“Territories & Language Under Stress: New Orleans to Palestine”
Tonya Foster is the author of Swarms of Bees in High Court, from Belladonna Press and Futurepoem Books. Her poetry and prose have appeared in Callaloo, Free Radicals: American Poets before Their First Books, nocturne(s), American Poet: Journal of the Academy of American Poets, and elsewhere. She received an M.F.A. in creative writing from the University of Houston. A recipient of fellowships from the Ford Foundation, the Mellon Foundation, and MacDowell Colony, she is currently a student at the CUNY Graduate Center’s doctoral program in English. She teaches in the Language and Thinking Program at Bard College.

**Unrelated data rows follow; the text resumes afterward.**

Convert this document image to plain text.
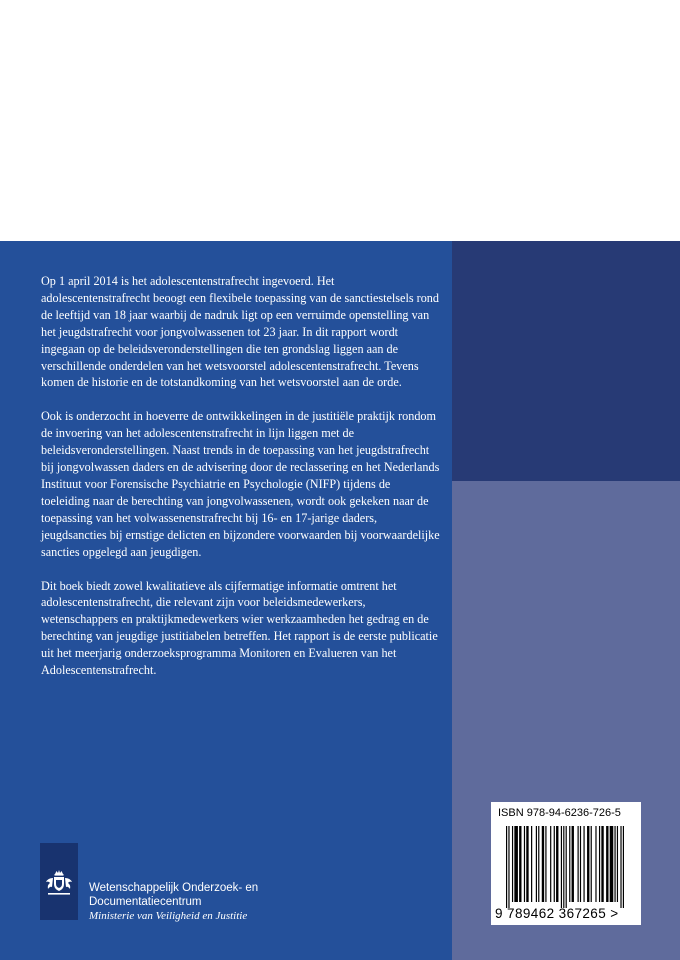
Op 1 april 2014 is het adolescentenstrafrecht ingevoerd. Het adolescentenstrafrecht beoogt een flexibele toepassing van de sanctiestelsels rond de leeftijd van 18 jaar waarbij de nadruk ligt op een verruimde openstelling van het jeugdstrafrecht voor jongvolwassenen tot 23 jaar. In dit rapport wordt ingegaan op de beleidsveronderstellingen die ten grondslag liggen aan de verschillende onderdelen van het wetsvoorstel adolescentenstrafrecht. Tevens komen de historie en de totstandkoming van het wetsvoorstel aan de orde.

Ook is onderzocht in hoeverre de ontwikkelingen in de justitiële praktijk rondom de invoering van het adolescentenstrafrecht in lijn liggen met de beleidsveronderstellingen. Naast trends in de toepassing van het jeugdstrafrecht bij jongvolwassen daders en de advisering door de reclassering en het Nederlands Instituut voor Forensische Psychiatrie en Psychologie (NIFP) tijdens de toeleiding naar de berechting van jongvolwassenen, wordt ook gekeken naar de toepassing van het volwassenenstrafrecht bij 16- en 17-jarige daders, jeugdsancties bij ernstige delicten en bijzondere voorwaarden bij voorwaardelijke sancties opgelegd aan jeugdigen.

Dit boek biedt zowel kwalitatieve als cijfermatige informatie omtrent het adolescentenstrafrecht, die relevant zijn voor beleidsmedewerkers, wetenschappers en praktijkmedewerkers wier werkzaamheden het gedrag en de berechting van jeugdige justitiabelen betreffen. Het rapport is de eerste publicatie uit het meerjarig onderzoeksprogramma Monitoren en Evalueren van het Adolescentenstrafrecht.

Wetenschappelijk Onderzoek- en
Documentatiecentrum
Ministerie van Veiligheid en Justitie
ISBN 978-94-6236-726-5
9 789462 367265 >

Rachel Zolf’s fourth full-length book, Neighbour Procedure, published by Coach House Books. Rodrigo Toscano has described Neighbour Procedure as the most realized conceptual-modular book of political poetry I’ve read to date, and Judith Butler called it “an extraordinary collection of poems, a linguistic fathoming of the ethics of proximity.” Zolf’s previous collections include Human Resources (Coach House), which won the 2008 Trillium Book Award for Poetry and was a finalist for a Lambda Literary Award, Masque (The Mercury Press), and Shoot & Weep (Nomados).
Both Foster and Zolf read from their latest work at Bard.